Carson was the beneficiary of a successful coordinated campaign with massive help from the Democratic Congressional Campaign Committee. He had a 5-to-1 money advantage over Elrod. The campaign began airing ads two weeks before a Howey-Gauge Poll on Feb. 17-18 revealed he had a 54-36 percent lead. Elrod was able to shave 7 percent off that margin by a last minute direct mail and a TV ad campaign. The political organization of U.S. Sen. Richard Lugar tried to stoke GOP absentees and ran an extensive phone bank.

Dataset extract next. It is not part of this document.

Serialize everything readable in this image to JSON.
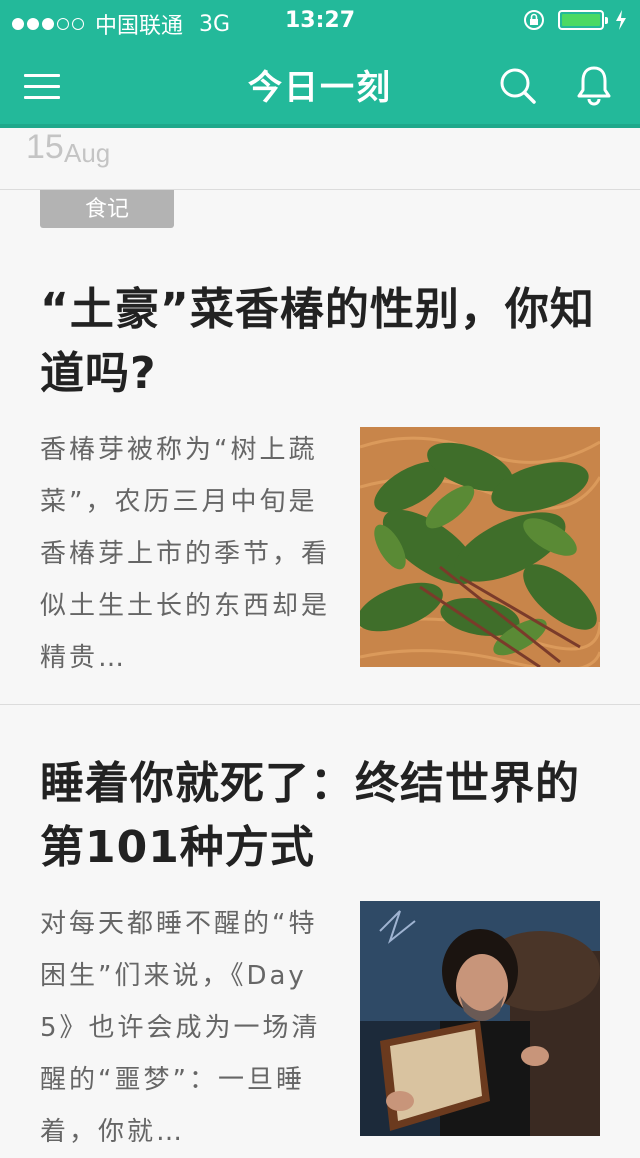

Going into Tuesday's special, there was speculation as to whether Carson would reactivate his grandmother's machine. He won with 45,598 to 36,322 for Elrod. A couple of weeks ago, the idea of Elrod getting over 35,000 votes would have had the Republicans predicting victory.
But this result offered up different signals as to a national dynamic. Carson won with 54 percent, which was actually 4 percent lower than the 58 percent that Democratic presidential candidate John Kerry carried the district in 2004. The Kerry campaign didn’t spend a dime in the 7th CD; Carson spent over a quarter million dollars. State Rep. David Orentlicher, one of several Democrats who will now challenge Rep. Andre Carson in the May 6 primary, says that he “underperformed.”
One thing Carson talked about a great deal, though not in much detail, is the need for the U.S. to pull out of the Iraq War. But The Politico reported that late February polling conducted by the Pew Research Center for the People and the Press, 53 percent of Americans — a slim majority — now believe “the U.S. will ultimately succeed in achieving its goals” in Iraq, up from 42 percent last September. So perceptions of the war are in flux.
Carson becomes the second Muslim to be elected to Congress in U.S. history. Elrod and the Republicans never touched the issue, but there were several news stories and a YouTube video showing National of Islam Rev. Louis Farrakhan endorsing Carson along with several clips of Farrakhan talking about race in a controversial fashion.
The Carson election brings into the mainstream more minority officeholders, which has been relatively rare in modern Hoosier history. We’ve now had three African-American members of Congress (the Carsons and Katie Hall), four mayors (Gary’s Richard Hatcher, Thomas Barnes and now Rudy Clay and LaPorte’s Elmo Gonzalez), and three sheriffs (Marion County’s Frank Anderson, former Grant County Sheriff Oatess Archey – both African-Americans – and Lake County Sheriff Roy Dominguez).
When Rep. Orentlicher kicked off his challenge to Carson on Wednesday at the memorial site where Sen. Robert F. Kennedy broke the news of Dr. Martin Luther King Jr.’s assassination 40 years ago, race – or lack thereof – was present. The three-term legislator noted how Dr. King had a legacy of "building bridges across racial and socio-economic lines" and promised to do the same. "Our national leaders talk instead of act and exploit divisions for political gain instead of solving the problems that confront us," Orentlicher said as Dr. King's nephew, Dr. Derek King of Martin University, looked on.
It will be fascinating to watch this dynamic in the coming weeks as the Democratic presidential campaign arrives in Indiana featuring Sens. Barack Obama and Hillary Clinton.
Machine-style politics and family dynasties aside, perhaps we’ve reached a point in Indiana where the content of character means more than skin color.